Mesaj gönderen mesutDEM »

Müzikeğitimcileri forumu için bir başlangıç:

Müzik´te mesleği “müzik dinlemek” olarak görüyorum.

Çünkü benim müzik mesleğim “müzik dinlemek”ten ibaret ( 35 yılı aşan bir zamanda “hergün gibisinden” zaman kesitlerinde “müzik ile yaşamış” olmak.

Eskiden pek tercih etmesem de, buna artık “müziği yaşamak” diyebiliyorum. Ki, iddialı ifadesiyle, “müziği yaşamış olmak” deyişi de aynı anlamdadır.

Böyle bir başlangıç olarak, yazılış tarihini tam olarak hatırlayamadığım –kayıt mekânında orijinal tarihini görmek mümkün değil- ve fakat tahminen enaz 9-10 yıl öncesinden şu “forum makalemi” buraya da aktarıyorum.

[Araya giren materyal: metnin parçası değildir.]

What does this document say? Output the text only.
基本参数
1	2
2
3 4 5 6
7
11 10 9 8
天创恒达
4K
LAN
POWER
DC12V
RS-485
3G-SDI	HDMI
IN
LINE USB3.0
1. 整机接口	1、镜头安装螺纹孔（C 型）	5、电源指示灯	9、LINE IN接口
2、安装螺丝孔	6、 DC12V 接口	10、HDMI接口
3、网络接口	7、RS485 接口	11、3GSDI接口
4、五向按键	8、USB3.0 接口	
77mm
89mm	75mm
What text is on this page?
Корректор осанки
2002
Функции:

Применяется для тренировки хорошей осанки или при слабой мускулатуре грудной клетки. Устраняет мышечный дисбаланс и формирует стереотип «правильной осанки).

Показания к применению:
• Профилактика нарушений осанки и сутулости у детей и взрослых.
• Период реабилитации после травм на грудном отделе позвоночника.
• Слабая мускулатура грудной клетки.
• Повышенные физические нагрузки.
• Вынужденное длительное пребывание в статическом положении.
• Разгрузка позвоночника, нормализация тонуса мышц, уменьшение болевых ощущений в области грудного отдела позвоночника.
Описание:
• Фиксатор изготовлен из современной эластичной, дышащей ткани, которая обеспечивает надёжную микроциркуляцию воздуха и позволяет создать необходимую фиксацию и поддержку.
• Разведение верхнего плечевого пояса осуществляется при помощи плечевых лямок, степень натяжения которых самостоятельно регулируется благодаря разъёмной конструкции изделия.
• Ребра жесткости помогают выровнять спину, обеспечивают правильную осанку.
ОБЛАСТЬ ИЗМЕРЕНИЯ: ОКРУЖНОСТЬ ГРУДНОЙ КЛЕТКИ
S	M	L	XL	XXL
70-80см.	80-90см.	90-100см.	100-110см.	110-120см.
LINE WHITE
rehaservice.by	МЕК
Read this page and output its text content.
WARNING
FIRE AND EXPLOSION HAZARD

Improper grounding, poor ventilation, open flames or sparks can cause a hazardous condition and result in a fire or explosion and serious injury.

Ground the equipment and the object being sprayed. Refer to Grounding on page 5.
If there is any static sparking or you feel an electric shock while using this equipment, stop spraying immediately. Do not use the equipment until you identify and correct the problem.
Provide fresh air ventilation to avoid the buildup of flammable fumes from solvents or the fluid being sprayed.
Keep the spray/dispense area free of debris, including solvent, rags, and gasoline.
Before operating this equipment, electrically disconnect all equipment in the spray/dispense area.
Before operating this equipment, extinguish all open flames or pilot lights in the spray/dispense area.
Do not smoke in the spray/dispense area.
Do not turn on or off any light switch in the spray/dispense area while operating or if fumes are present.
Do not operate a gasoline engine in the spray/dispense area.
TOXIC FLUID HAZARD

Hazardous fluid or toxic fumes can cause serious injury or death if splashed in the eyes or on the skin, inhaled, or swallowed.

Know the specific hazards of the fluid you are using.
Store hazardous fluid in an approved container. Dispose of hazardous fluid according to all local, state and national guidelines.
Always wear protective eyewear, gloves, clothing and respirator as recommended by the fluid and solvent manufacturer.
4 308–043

( İnternet forumlarını “yazmak” için daima bilhassa tercih ettim ).
.......................

“Felsefî düşünce´nin realiteyi ele alış tarzları” konusunda ortada esaslı bir hata ve belki de bir anlayış eksikliği bulunuyor. Bu, müziğin ideal / gerçek çatışmalarını anlayabilme mesaiinde de aynen geçerli olan bir husus:

İnsanlar gerçeğin kolay anlaşılabileceğini sanıyor. Fakat hiç öyle değil. İşin aslı, filozofun bir dedektiften farksız oluşudur. Çünkü "gerçek" asla açık vermez veya açık vermemek için seferber edebileceği kozmik imkanlarla donanımlıdır. Yani, filozof, aslında heran, milyonlarca taraftarı, holding ağası başkanları, bakan düzeyinde siyasî / idarî desteği olan bir futbol kulübünün rüşvet verip şike yaptırdığını iddia eden sıradan / güçsüz birinden farksız durumdadır. Yani, o adam sadece ömrünün TV´deki bir-iki saatinde bu haldeyken, filozof, ömrünün her anında böyledir.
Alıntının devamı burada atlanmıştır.